Today we celebrate a feast of great importance to our Church. Saint Peter, the apostle to the Jews, and St. Paul, the apostle to the Gentiles, come together to show how the Church is truly universal, that is, truly catholic. There are similarities between the two men. Simon’s name is changed to Peter after he professes belief in the Lord Jesus, and Saul’s name is changed to Paul after he is converted. Both men started out as failures as far as living the Christian life goes. Peter denied his Lord by the fire and swore that he didn’t even know the man who was his friend. Paul’s early life was taken up with persecuting Christians and participating in their murder. And both men were given second chances, which they received with great enthusiasm, and lived a life of faith that has given birth to a Church.

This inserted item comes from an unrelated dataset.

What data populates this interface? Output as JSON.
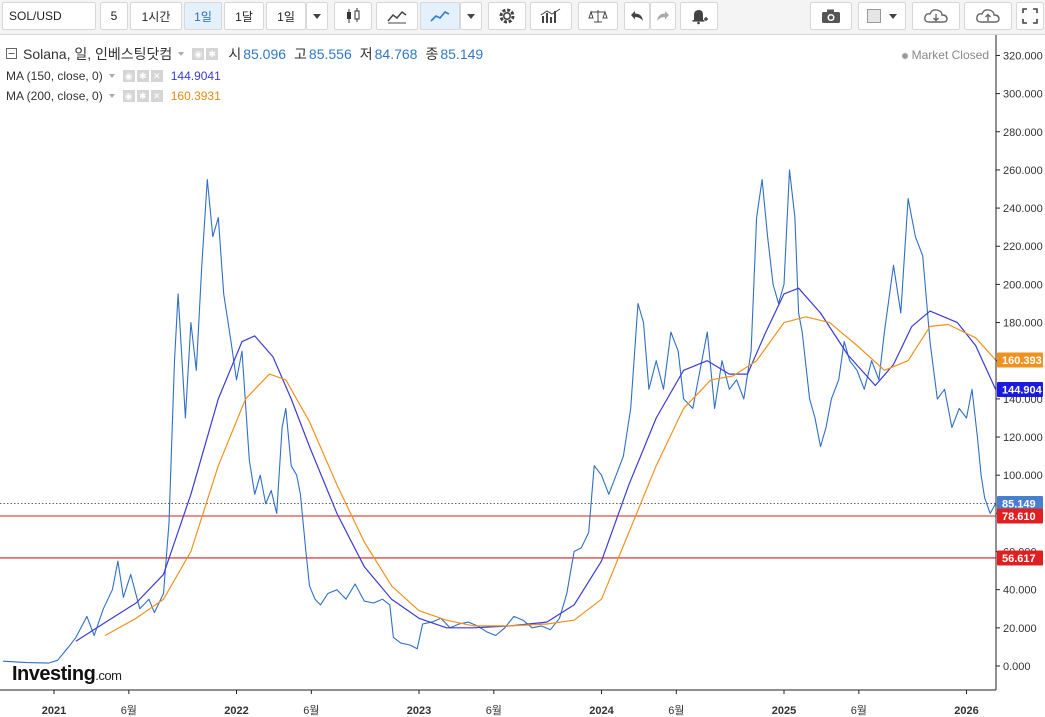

In today’s Gospel, Peter and the others are asked “Who do people say that the Son of Man is?” Both Peter and Paul were committed to the truth about who Christ was. They had too much at stake. Having both failed on this early on, they knew the danger of falling into the trap. So for them Jesus could never be just a brother, friend or role model – that was inadequate. And both of them proclaimed with all of their life straight through to their death that Jesus Christ is Lord. We too on this day must repent of the mediocrity we sometimes settle for in our relationship with Christ. He has to be Lord of our lives and we must proclaim him to be that Lord to our dying breath.

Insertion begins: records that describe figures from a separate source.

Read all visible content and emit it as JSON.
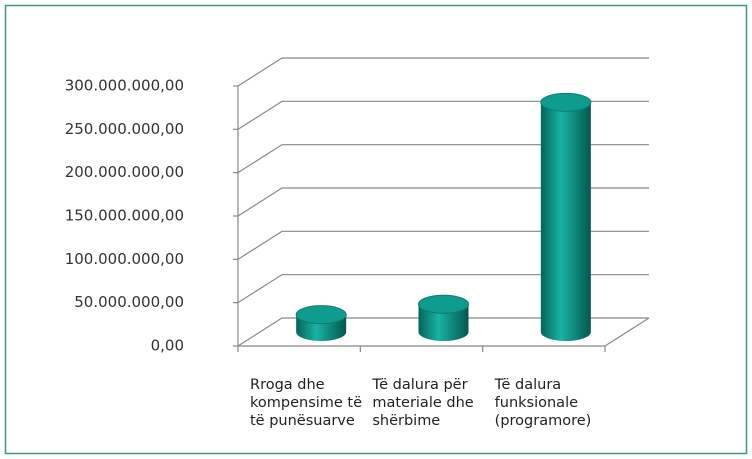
{
  "chart_data": {
    "type": "bar3d",
    "categories": [
      "Rroga dhe kompensime të të punësuarve",
      "Të dalura për materiale dhe shërbime",
      "Të dalura funksionale (programore)"
    ],
    "values": [
      20000000,
      32000000,
      265000000
    ],
    "color": "#0e9c8e",
    "ylim": [
      0,
      300000000
    ],
    "yticks": [
      {
        "value": 0,
        "label": "0,00"
      },
      {
        "value": 50000000,
        "label": "50.000.000,00"
      },
      {
        "value": 100000000,
        "label": "100.000.000,00"
      },
      {
        "value": 150000000,
        "label": "150.000.000,00"
      },
      {
        "value": 200000000,
        "label": "200.000.000,00"
      },
      {
        "value": 250000000,
        "label": "250.000.000,00"
      },
      {
        "value": 300000000,
        "label": "300.000.000,00"
      }
    ],
    "grid": true
  }
}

Both Peter and Paul kept the faith, as Paul says in today’s second reading. If they hadn’t, it’s quite possible we would never have had the faith today – although that was certainly not God’s plan. But because they kept the faith, we have it today, and we must be careful to keep the faith ourselves. Too many competing voices in our world today would have us bracket faith in favor of reason, or tolerance, or success, or being nice, or whatever. But we can never allow that, we can never break faith with Saints Peter and Paul, who preserved that faith at considerable personal cost.

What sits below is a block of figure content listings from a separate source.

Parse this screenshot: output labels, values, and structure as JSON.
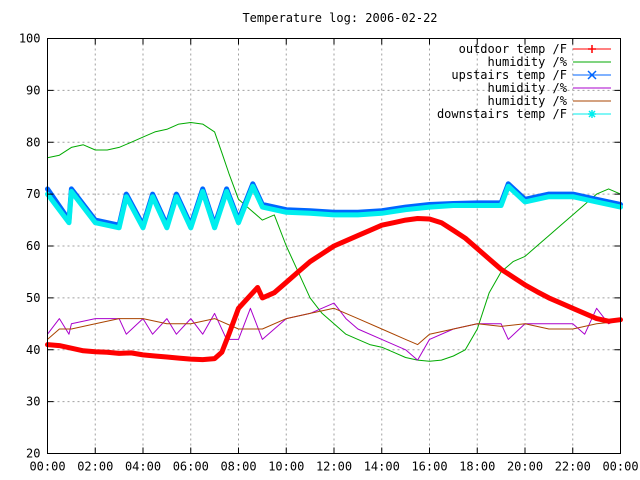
{
  "chart_data": {
    "type": "line",
    "title": "Temperature log: 2006-02-22",
    "xlabel": "",
    "ylabel": "",
    "x_tick_labels": [
      "00:00",
      "02:00",
      "04:00",
      "06:00",
      "08:00",
      "10:00",
      "12:00",
      "14:00",
      "16:00",
      "18:00",
      "20:00",
      "22:00",
      "00:00"
    ],
    "x_range_hours": [
      0,
      24
    ],
    "ylim": [
      20,
      100
    ],
    "y_ticks": [
      20,
      30,
      40,
      50,
      60,
      70,
      80,
      90,
      100
    ],
    "grid": true,
    "legend_position": "top-right",
    "series": [
      {
        "name": "outdoor temp /F",
        "color": "#ff0000",
        "marker": "plus",
        "x": [
          0,
          0.5,
          1,
          1.5,
          2,
          2.5,
          3,
          3.5,
          4,
          4.5,
          5,
          5.5,
          6,
          6.5,
          7,
          7.3,
          7.6,
          8,
          8.5,
          8.8,
          9,
          9.5,
          10,
          10.5,
          11,
          11.5,
          12,
          12.5,
          13,
          13.5,
          14,
          14.5,
          15,
          15.5,
          16,
          16.5,
          17,
          17.5,
          18,
          18.5,
          19,
          19.5,
          20,
          20.5,
          21,
          21.5,
          22,
          22.5,
          23,
          23.5,
          24
        ],
        "values": [
          41,
          40.8,
          40.3,
          39.8,
          39.6,
          39.5,
          39.3,
          39.4,
          39,
          38.8,
          38.6,
          38.4,
          38.2,
          38.1,
          38.3,
          39.5,
          43,
          48,
          50.5,
          52,
          50,
          51,
          53,
          55,
          57,
          58.5,
          60,
          61,
          62,
          63,
          64,
          64.5,
          65,
          65.3,
          65.2,
          64.5,
          63,
          61.5,
          59.5,
          57.5,
          55.5,
          54,
          52.5,
          51.2,
          50,
          49,
          48,
          47,
          46,
          45.5,
          45.8
        ]
      },
      {
        "name": "humidity /%",
        "color": "#00aa00",
        "x": [
          0,
          0.5,
          1,
          1.5,
          2,
          2.5,
          3,
          3.5,
          4,
          4.5,
          5,
          5.5,
          6,
          6.5,
          7,
          7.3,
          7.6,
          8,
          8.5,
          9,
          9.5,
          10,
          10.5,
          11,
          11.5,
          12,
          12.5,
          13,
          13.5,
          14,
          14.5,
          15,
          15.5,
          16,
          16.5,
          17,
          17.5,
          18,
          18.5,
          19,
          19.5,
          20,
          20.5,
          21,
          21.5,
          22,
          22.5,
          23,
          23.5,
          24
        ],
        "values": [
          77,
          77.5,
          79,
          79.5,
          78.5,
          78.5,
          79,
          80,
          81,
          82,
          82.5,
          83.5,
          83.8,
          83.5,
          82,
          78,
          74,
          69,
          67,
          65,
          66,
          60,
          55,
          50,
          47,
          45,
          43,
          42,
          41,
          40.5,
          39.5,
          38.5,
          38,
          37.8,
          38,
          38.8,
          40,
          44,
          51,
          55,
          57,
          58,
          60,
          62,
          64,
          66,
          68,
          70,
          71,
          70
        ]
      },
      {
        "name": "upstairs temp /F",
        "color": "#0066ff",
        "marker": "cross",
        "x": [
          0,
          0.9,
          1,
          2,
          3,
          3.3,
          4,
          4.4,
          5,
          5.4,
          6,
          6.5,
          7,
          7.5,
          8,
          8.6,
          9,
          9.5,
          10,
          11,
          12,
          13,
          14,
          15,
          16,
          17,
          18,
          19,
          19.3,
          20,
          21,
          22,
          23,
          24
        ],
        "values": [
          71,
          65,
          71,
          65,
          64,
          70,
          64,
          70,
          64,
          70,
          64,
          71,
          64,
          71,
          65,
          72,
          68,
          67.5,
          67,
          66.8,
          66.5,
          66.5,
          66.8,
          67.5,
          68,
          68.2,
          68.3,
          68.3,
          72,
          69,
          70,
          70,
          69,
          68
        ]
      },
      {
        "name": "humidity /%",
        "color": "#aa00cc",
        "x": [
          0,
          0.5,
          0.9,
          1,
          2,
          3,
          3.3,
          4,
          4.4,
          5,
          5.4,
          6,
          6.5,
          7,
          7.5,
          8,
          8.5,
          9,
          9.5,
          10,
          11,
          12,
          12.5,
          13,
          14,
          15,
          15.5,
          16,
          17,
          18,
          19,
          19.3,
          20,
          21,
          22,
          22.5,
          23,
          23.5,
          24
        ],
        "values": [
          43,
          46,
          43,
          45,
          46,
          46,
          43,
          46,
          43,
          46,
          43,
          46,
          43,
          47,
          42,
          42,
          48,
          42,
          44,
          46,
          47,
          49,
          46,
          44,
          42,
          40,
          38,
          42,
          44,
          45,
          45,
          42,
          45,
          45,
          45,
          43,
          48,
          45,
          46
        ]
      },
      {
        "name": "humidity /%",
        "color": "#aa4400",
        "x": [
          0,
          0.5,
          1,
          2,
          3,
          4,
          5,
          6,
          7,
          8,
          9,
          10,
          11,
          12,
          13,
          14,
          15,
          15.5,
          16,
          17,
          18,
          19,
          20,
          21,
          22,
          23,
          24
        ],
        "values": [
          42,
          44,
          44,
          45,
          46,
          46,
          45,
          45,
          46,
          44,
          44,
          46,
          47,
          48,
          46,
          44,
          42,
          41,
          43,
          44,
          45,
          44.5,
          45,
          44,
          44,
          45,
          45.5
        ]
      },
      {
        "name": "downstairs temp /F",
        "color": "#00eeee",
        "marker": "star",
        "x": [
          0,
          0.9,
          1,
          2,
          3,
          3.3,
          4,
          4.4,
          5,
          5.4,
          6,
          6.5,
          7,
          7.5,
          8,
          8.6,
          9,
          9.5,
          10,
          11,
          12,
          13,
          14,
          15,
          16,
          17,
          18,
          19,
          19.3,
          20,
          21,
          22,
          23,
          24
        ],
        "values": [
          70,
          64.5,
          70.5,
          64.5,
          63.5,
          69.5,
          63.5,
          69.5,
          63.5,
          69.5,
          63.5,
          70.5,
          63.5,
          70.5,
          64.5,
          71.5,
          67.5,
          67,
          66.5,
          66.3,
          66,
          66,
          66.3,
          67,
          67.5,
          67.8,
          67.8,
          67.8,
          71.5,
          68.5,
          69.5,
          69.5,
          68.5,
          67.5
        ]
      }
    ]
  }
}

Perhaps Saints Peter and Paul can inspire our own apostolic zeal. Then, as we bear witness to the fact that Jesus is Lord of our lives and of all the earth, we can bring a banal world to relevance. Perhaps in our renewed apostolic zeal we can bring justice to the oppressed, right judgment to the wayward, love to the forgotten and the lonely, and faith to a world that has lost sight of anything worth believing in. To paraphrase Cardinal Francis George, the apostolic mission still has a Church, and it’s time for the Church to be released from its chains and burst forth to give witness in the Holy Spirit that Jesus Christ is Lord, to the glory of God the Father.